FROM THE NVIDIA “Tuning CUDA Applications for Fermi” MANUAL:
“32-bit versus 64-bit Device Code
If you build your application in 64-bit mode (either by passing -m64 to nvcc or by specifying neither –m64 nor –m32 when compiling on a 64-bit machine), e.g., to gain access
to more than 4GB of system memory, be aware that nvcc will compile both the host code and the device code in 64-bit mode for devices of compute capability 2.0. While this works,
the larger pointers in the device code incur a performance penalty for the device (because of the extra space those pointers occupy in the register file, among other reasons). If you are not targeting GPUs with large amounts of video memory that can take advantage of a 64-bit address space, then this performance penalty is unnecessary. To avoid it, you should
separate out the compilation of your host code from your device code and compile the device code in 32-bit mode.”

How do the above? How about a simple example?
My experience is the above does not work.
The cu files are included as if they were headers. The objects appear to be intermediate in nature. How can they be built using -m32 and then kept and later linked to the CPU code?

Thank you for your help

Build the cuda files with [font=“Courier New”]-Xopencc=-m32[/font] to set their width separately from the host files. Remember that you now have to be very careful as variable sizes will differ between host and GPU.

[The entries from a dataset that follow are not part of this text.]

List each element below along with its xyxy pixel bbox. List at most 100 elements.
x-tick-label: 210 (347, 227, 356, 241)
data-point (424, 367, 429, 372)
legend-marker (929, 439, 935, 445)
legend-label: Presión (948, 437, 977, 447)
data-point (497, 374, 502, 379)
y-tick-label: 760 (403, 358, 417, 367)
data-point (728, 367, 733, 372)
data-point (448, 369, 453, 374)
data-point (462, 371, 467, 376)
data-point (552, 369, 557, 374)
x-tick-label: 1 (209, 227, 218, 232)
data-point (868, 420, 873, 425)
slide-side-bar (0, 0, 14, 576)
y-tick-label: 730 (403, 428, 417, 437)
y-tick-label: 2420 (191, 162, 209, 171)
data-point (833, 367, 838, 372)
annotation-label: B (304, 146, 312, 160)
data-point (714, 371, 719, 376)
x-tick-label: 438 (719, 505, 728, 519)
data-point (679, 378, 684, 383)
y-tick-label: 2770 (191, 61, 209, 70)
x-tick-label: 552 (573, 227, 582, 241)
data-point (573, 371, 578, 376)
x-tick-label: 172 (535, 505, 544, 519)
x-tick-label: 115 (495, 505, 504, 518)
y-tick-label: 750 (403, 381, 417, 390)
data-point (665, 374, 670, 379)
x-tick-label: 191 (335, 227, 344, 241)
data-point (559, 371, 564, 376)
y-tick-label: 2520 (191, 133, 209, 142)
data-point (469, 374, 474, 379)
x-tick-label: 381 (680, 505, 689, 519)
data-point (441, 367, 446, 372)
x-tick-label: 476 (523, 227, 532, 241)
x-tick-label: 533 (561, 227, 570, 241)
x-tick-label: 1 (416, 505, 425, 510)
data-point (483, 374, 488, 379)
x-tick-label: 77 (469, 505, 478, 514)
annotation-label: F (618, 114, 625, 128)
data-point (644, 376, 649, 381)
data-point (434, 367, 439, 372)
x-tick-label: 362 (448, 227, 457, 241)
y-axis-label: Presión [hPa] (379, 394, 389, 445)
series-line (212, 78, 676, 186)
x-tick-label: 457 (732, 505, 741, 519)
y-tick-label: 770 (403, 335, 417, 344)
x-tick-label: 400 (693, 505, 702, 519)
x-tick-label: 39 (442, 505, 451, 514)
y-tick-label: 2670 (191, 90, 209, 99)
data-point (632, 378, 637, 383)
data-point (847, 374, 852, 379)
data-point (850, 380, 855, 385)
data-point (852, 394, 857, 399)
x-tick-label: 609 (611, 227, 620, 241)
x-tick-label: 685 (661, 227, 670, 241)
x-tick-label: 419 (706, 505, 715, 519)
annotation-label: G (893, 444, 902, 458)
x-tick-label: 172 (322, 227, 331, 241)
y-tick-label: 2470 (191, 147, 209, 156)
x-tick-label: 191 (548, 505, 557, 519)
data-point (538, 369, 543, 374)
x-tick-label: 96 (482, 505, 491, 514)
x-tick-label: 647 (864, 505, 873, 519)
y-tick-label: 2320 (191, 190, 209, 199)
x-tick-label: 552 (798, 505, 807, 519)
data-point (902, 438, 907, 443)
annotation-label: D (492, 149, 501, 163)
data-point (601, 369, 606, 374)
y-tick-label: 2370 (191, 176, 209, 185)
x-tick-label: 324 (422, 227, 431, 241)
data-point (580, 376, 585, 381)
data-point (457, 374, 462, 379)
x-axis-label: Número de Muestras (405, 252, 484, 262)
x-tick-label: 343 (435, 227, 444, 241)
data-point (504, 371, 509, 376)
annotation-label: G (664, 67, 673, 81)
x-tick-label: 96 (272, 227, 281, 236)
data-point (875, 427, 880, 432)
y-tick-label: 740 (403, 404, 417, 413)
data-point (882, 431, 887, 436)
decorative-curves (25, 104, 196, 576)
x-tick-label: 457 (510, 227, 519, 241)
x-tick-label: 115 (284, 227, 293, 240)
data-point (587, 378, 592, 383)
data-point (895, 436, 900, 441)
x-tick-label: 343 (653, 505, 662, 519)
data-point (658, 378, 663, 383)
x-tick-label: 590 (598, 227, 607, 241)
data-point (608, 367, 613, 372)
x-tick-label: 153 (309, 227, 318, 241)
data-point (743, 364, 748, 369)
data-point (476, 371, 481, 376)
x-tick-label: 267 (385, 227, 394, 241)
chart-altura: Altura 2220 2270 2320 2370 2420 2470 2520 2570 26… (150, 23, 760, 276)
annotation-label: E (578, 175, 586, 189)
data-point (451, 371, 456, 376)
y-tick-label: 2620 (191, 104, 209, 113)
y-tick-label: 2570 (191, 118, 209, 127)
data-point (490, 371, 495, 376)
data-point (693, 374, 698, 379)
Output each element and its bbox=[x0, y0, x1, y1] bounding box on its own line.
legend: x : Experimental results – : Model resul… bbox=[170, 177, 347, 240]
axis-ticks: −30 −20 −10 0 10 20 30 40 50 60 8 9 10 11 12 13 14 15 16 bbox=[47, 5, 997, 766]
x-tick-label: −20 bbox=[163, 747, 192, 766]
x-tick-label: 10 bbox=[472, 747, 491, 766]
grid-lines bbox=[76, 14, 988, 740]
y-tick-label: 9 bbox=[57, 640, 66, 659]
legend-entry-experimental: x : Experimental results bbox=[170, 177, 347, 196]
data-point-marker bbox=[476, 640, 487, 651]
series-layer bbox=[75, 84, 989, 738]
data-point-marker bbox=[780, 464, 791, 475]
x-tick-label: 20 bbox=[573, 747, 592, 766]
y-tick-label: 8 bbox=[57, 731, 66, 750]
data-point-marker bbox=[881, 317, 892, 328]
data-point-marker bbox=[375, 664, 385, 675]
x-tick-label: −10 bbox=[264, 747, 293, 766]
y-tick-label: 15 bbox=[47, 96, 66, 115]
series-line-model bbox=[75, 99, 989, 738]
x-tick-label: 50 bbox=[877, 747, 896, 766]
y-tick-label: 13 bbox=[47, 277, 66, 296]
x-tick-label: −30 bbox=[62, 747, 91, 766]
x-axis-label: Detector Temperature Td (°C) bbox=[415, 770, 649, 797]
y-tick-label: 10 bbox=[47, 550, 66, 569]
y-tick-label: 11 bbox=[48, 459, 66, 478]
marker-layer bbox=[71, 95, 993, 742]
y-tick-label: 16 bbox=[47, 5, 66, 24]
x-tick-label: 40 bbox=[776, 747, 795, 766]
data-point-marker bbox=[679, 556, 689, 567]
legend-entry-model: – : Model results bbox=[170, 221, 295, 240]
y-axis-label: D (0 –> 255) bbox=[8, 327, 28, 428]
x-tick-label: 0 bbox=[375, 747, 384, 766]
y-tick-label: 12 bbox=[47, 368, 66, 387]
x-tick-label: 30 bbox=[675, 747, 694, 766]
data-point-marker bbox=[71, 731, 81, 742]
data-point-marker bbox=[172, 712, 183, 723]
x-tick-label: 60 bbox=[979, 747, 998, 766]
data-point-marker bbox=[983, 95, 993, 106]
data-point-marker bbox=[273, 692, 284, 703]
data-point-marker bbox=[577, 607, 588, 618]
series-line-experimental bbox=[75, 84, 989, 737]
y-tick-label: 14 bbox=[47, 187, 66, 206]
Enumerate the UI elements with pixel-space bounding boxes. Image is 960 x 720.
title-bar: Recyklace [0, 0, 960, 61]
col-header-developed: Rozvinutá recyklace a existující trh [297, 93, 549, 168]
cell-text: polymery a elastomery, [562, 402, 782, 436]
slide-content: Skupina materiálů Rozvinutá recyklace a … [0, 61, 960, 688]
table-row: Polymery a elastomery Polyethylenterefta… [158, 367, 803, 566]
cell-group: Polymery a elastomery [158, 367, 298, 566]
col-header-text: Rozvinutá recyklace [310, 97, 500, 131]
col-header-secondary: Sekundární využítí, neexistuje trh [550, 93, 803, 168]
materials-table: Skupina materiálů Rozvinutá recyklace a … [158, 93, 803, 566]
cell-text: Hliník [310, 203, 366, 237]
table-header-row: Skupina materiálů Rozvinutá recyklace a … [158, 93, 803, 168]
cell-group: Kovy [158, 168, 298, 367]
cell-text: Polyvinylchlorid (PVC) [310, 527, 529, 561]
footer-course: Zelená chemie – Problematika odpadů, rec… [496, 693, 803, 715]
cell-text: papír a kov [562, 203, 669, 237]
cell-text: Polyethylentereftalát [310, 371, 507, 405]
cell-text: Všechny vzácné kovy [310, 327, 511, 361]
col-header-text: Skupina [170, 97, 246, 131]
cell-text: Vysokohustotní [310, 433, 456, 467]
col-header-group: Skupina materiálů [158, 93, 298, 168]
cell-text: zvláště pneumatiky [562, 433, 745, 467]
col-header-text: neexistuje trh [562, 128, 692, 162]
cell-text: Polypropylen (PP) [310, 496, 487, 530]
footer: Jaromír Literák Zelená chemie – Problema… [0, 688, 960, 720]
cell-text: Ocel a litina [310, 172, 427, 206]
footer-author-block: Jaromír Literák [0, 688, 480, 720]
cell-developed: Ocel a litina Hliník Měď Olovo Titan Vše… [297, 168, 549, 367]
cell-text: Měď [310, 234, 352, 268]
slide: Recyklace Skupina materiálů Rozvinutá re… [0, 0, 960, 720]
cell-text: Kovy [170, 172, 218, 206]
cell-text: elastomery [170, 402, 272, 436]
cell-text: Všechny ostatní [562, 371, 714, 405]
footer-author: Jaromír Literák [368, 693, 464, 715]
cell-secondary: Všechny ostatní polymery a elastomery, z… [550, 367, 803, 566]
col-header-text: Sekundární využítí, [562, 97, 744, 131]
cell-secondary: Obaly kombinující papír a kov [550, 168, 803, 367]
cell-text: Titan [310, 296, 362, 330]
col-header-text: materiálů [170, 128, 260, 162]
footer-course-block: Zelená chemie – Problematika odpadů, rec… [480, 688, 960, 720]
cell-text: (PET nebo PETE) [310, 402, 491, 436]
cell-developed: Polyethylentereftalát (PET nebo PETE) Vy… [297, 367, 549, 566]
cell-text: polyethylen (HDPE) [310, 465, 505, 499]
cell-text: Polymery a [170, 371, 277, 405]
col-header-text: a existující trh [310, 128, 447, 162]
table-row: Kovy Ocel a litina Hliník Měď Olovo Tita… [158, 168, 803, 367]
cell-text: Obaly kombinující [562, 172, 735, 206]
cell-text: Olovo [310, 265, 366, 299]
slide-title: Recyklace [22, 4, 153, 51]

I also vaguely remember that Tim Murray once posted on the forum that this will not work anymore in a future release (which might well be 3.2 already).

Thanks for the reply. For now I’ll just run with 64 bit pointers. I was able to generate object files and link them statically but the program would not run. I also don’t want to do something that will not be supported in the future. Nonetheless, any other comments on this are appreciated. We need all the performance we can get…

A i came across the same issue for testing purpose. I simply build on my 64bits ubuntu two codes: one fully 64bits (on CPU an GPU side) and one fully 32bits. Obviously for building your 32bits code on a 64bits machine you need to install the 32bits compatibility packages you need.